Which means your own seasons are not departures from balance.
They are the rhythms your life runs on.
What this looks like in practice:
Noticing that even your breath is not a balance, it's a rhythm. In and out. Expansion and release. A movement between two poles.Try this: Sitting or standing without deliberate support for a moment and noticing even the body is not actually still.
There are constant micro-adjustments, subtle corrections, quiet movements of the muscles beneath the surface.
Stability, it turns out, is not the absence of movement. It is the result of it.
Mindfulness: Practicing the art of returning
The goal isn't to build a life so carefully constructed that nothing throws you off.
The goal (if we can call it that) is something subtler and more sustainable: Finding balance within the imbalance.
Learning to feel at home in the ebbs and flows, not just at the still points between them.
Think of a sailor who has learned to read the wind. The sea is never still. The conditions change constantly. The skill isn't in waiting for calm water, it's in knowing how to hold your course through whatever the current brings. That attentiveness, that responsiveness, is its own kind of equilibrium. Not the absence of waves, but the ability to move with them.
Mindfulness offers this same kind of steadiness.
For instance:
The mind wanders.
You notice.
You come back.
That moment of noticing and returning is not a correction of a mistake, that is the practice.
Over time, what changes isn't that the mind wanders less.
It's that you learn to find your footing within the wandering itself — to hold a thread of awareness through the difficult seasons as well as the easy ones, until returning starts to feel less like recovering lost ground and more like a natural part of the rhythm.

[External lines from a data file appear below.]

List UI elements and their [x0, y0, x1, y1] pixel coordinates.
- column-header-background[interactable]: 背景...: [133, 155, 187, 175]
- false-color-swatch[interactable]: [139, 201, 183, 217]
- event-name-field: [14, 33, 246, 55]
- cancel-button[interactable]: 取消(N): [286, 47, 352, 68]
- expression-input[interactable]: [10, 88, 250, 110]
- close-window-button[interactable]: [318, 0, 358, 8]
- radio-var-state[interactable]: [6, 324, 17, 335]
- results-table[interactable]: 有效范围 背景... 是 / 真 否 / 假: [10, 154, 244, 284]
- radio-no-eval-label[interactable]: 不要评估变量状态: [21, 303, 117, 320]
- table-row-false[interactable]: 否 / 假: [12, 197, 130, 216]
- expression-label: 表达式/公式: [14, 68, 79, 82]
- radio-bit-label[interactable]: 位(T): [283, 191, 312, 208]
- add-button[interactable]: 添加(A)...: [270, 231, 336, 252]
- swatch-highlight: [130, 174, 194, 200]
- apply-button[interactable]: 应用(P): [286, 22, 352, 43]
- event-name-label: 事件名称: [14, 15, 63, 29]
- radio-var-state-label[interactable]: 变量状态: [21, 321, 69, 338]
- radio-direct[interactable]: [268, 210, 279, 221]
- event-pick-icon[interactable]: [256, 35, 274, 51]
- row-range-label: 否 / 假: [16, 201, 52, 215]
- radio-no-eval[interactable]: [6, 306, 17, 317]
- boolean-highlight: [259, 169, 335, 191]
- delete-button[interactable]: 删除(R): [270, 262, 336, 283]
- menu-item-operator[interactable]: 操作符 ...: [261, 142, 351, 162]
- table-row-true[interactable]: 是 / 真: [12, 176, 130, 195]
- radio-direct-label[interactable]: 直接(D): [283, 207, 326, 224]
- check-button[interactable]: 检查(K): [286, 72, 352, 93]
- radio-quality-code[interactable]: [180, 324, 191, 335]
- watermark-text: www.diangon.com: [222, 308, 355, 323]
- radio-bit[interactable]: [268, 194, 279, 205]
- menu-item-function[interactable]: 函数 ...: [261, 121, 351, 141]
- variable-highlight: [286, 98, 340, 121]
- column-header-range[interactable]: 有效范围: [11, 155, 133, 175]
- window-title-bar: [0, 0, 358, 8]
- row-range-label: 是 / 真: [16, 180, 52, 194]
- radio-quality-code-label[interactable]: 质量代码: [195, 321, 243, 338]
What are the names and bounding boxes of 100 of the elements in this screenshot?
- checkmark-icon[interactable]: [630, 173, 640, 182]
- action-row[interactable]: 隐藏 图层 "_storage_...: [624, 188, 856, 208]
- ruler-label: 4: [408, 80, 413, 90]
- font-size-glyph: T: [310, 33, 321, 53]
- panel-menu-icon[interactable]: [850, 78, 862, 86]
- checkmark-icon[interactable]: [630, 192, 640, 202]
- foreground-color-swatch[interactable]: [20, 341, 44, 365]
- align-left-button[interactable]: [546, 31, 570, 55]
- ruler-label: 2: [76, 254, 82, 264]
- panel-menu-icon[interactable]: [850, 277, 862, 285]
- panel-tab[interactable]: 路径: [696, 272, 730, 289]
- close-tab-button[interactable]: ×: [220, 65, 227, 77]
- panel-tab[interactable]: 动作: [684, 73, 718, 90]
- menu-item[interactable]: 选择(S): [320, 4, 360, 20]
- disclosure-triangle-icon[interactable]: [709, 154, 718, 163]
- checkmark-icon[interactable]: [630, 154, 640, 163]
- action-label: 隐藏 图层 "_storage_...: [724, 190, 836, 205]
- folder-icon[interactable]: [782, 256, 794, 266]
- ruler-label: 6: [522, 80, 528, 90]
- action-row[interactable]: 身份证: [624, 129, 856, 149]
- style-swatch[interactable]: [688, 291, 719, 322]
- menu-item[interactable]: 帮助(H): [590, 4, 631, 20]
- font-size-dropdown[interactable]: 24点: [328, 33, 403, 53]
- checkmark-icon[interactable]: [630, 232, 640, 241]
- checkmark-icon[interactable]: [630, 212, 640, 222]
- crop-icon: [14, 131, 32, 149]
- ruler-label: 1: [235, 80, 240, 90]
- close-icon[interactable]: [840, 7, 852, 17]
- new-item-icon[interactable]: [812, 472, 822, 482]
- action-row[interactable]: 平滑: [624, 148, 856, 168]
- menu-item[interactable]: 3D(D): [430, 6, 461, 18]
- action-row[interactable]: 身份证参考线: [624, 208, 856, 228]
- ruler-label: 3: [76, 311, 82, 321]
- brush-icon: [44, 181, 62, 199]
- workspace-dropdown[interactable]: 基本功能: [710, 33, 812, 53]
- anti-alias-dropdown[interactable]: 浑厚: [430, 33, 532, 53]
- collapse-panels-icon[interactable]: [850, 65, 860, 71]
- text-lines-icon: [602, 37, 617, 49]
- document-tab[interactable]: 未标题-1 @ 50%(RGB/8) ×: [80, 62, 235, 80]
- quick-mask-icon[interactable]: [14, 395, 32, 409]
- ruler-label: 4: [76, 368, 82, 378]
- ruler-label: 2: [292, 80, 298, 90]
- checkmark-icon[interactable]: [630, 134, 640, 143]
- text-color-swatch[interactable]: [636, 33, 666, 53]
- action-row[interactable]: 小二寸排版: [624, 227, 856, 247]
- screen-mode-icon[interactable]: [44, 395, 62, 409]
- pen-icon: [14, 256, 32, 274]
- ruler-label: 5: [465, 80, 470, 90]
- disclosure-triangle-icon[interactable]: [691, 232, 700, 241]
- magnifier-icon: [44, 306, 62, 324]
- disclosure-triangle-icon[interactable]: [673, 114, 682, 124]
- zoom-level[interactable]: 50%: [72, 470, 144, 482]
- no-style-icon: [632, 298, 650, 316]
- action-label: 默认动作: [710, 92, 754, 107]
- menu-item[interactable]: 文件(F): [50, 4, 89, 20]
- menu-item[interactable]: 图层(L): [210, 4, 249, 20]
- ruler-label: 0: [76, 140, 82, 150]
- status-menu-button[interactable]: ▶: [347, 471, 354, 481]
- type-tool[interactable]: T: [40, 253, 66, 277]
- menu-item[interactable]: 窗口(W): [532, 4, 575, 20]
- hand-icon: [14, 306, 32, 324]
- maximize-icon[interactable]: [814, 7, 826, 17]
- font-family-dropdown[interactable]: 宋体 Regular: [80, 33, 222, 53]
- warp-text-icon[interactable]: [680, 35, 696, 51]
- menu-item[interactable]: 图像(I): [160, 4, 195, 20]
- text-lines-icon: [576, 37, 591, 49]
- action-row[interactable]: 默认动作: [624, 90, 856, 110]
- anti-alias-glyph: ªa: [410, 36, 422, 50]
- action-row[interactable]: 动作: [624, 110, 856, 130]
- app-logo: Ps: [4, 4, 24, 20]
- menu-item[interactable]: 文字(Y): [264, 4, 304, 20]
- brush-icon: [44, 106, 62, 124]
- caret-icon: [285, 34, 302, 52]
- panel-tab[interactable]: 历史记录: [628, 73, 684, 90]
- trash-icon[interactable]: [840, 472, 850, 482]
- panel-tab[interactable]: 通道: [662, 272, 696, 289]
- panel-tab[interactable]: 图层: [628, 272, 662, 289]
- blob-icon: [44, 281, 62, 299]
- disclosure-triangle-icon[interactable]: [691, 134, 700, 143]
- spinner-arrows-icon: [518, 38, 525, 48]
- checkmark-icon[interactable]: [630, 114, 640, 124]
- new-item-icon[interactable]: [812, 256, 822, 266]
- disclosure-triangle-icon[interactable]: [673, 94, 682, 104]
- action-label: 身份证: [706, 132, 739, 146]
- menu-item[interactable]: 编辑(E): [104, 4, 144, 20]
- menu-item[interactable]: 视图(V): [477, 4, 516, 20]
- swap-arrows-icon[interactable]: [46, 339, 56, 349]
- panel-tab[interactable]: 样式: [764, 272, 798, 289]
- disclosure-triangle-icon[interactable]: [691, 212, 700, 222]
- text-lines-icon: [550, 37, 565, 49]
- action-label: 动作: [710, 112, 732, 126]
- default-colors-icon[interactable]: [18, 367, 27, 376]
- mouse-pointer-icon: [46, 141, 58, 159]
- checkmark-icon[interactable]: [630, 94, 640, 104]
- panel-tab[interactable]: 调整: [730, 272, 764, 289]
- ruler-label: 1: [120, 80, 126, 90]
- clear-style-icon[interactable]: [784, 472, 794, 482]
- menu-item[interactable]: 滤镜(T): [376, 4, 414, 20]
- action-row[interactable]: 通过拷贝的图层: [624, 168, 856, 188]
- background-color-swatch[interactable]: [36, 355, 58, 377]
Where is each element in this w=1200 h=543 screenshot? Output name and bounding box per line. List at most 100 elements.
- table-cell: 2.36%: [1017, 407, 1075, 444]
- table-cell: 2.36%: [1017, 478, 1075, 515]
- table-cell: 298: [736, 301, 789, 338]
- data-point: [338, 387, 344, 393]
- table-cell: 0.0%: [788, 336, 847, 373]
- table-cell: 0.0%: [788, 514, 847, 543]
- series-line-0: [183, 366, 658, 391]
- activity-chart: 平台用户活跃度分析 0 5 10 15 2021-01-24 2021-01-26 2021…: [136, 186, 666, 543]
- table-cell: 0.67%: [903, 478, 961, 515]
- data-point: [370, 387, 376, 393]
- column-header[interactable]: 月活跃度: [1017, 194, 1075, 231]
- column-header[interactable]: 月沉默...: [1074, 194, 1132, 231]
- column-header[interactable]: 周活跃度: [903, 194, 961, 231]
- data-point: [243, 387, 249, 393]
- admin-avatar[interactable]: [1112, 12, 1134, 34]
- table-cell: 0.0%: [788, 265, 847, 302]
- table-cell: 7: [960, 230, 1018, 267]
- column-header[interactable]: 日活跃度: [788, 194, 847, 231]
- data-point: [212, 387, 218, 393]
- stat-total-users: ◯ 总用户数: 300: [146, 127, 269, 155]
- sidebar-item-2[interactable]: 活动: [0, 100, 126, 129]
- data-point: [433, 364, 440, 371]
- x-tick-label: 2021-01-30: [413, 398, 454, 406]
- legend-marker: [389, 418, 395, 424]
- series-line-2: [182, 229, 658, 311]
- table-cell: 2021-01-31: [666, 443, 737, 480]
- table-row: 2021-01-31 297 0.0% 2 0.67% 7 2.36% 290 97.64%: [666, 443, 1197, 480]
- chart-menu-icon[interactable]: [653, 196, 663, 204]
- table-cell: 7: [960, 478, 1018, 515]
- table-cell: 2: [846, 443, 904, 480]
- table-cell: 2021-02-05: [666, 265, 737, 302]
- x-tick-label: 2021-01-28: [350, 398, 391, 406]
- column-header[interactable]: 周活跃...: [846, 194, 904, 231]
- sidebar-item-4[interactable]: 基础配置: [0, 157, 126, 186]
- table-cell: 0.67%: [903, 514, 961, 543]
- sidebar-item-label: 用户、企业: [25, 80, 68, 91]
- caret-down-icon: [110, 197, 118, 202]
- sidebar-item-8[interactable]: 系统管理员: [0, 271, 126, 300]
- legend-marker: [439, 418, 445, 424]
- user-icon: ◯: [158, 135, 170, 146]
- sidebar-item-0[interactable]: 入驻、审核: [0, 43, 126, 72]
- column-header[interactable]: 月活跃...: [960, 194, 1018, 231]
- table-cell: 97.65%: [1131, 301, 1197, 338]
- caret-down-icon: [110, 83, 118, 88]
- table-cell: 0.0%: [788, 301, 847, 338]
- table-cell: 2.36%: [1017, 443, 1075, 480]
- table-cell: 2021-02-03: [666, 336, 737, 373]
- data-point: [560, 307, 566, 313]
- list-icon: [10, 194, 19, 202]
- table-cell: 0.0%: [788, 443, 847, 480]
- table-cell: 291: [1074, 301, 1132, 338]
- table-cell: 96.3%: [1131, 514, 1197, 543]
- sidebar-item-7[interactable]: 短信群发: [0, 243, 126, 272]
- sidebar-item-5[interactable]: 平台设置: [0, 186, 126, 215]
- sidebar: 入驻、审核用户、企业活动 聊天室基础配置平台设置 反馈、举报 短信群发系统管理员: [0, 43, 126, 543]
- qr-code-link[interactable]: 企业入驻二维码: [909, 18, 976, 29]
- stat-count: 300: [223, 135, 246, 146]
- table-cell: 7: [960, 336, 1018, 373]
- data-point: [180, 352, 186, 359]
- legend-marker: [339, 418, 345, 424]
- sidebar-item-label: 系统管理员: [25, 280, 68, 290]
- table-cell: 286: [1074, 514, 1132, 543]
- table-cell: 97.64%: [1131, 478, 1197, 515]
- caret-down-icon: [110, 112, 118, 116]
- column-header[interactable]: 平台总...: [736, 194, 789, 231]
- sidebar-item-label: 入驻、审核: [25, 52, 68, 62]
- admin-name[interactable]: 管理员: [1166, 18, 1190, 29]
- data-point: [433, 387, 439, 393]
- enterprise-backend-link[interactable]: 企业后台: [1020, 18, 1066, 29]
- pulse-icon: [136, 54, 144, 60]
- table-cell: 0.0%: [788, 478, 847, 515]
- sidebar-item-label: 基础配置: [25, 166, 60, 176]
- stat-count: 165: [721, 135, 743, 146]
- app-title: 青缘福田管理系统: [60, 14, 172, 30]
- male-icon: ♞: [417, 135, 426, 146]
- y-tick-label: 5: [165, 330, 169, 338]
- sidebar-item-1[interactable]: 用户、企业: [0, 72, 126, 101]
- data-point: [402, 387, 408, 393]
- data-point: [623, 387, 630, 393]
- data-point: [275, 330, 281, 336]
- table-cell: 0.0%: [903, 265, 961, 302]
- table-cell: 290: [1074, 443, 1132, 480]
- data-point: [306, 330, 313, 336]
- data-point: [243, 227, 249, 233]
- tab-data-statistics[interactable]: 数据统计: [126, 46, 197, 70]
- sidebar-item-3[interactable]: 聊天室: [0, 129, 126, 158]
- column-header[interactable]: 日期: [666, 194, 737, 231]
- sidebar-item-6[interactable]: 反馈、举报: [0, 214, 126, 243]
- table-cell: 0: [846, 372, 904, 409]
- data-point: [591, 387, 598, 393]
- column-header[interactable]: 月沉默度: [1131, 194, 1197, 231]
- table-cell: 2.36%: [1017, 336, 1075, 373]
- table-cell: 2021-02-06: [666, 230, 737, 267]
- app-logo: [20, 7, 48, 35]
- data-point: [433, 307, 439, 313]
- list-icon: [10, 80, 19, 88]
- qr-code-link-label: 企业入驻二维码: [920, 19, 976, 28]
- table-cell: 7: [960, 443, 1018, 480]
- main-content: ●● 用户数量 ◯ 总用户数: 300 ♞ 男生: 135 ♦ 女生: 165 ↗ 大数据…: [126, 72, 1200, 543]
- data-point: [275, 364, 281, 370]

The exhale that follows the inhale.
The spring that follows the cold.
Balance is not the condition for thriving. The ability to oscillate with steadiness is.
What this looks like in practice:
Noticing what you tell yourself when your mind wanders. Most of us carry a version of I should be better at this by now. That story is not insight, it's static. Try replacing it, as an experiment, with something simpler:I wandered. I'm back. No verdict. No story about what it means. Just the fact of the cycle completing itself. Over time, that small shift changes the texture of practice entirely. The return can stop feeling like proof of failure, and can start feeling like the thing you came here to do.
What Happens When We Let Go of Perfect Balance
The equinox returns each year not because the Earth lost its way, but because ebbing and flowing is simply how this world moves. The “imbalance” was never the problem, it was always just part of the natural rhythm.
So perhaps the question begins to change.
Instead of asking, Am I balanced right now?
We can begin to ask: What season am I in? How can I support myself through it?
And by doing so maybe we can notice that balance is not a fixed state to arrive at.
Rather, it is a skill practiced in the small, repeated moments: noticing, adjusting, returning.
When we release the idea that we should be holding steady at some ideal point, our attention can start to shift to what actually matters:
How gently we return
How kindly we meet ourselves and others in difficult seasons
Over time and with practice, the space between wandering and returning often shrinks.
Not because life stops shifting, but because we’ve learned how to move and be with it.
To adapt.
To respond.
To soften instead of resist.
Flexibility, it turns out, is its own kind of steadiness.
The tree that survives the storm is not the one that stands the most rigid, but the one that knows how to bend.
A gentle invitation
The equinox will pass, as it always does, and the world moves into its next season without apology.
Balance will ebb and flow once again.
A reminder that you already know how to move with this.
You've returned before. You'll return again.
The invitation is to let the seasons of your own life be information.
Let the returning be the practice.
And if you happen to feel, today or any day, that rare sense of genuine equilibrium:
Pause.
Notice it.
Savor it.
Let it go when it naturally fades.
Not needing to hold it. Not needing to make it last. Only recognizing it for what it truly is:
A brief, beautiful threshold between one necessary season and the next.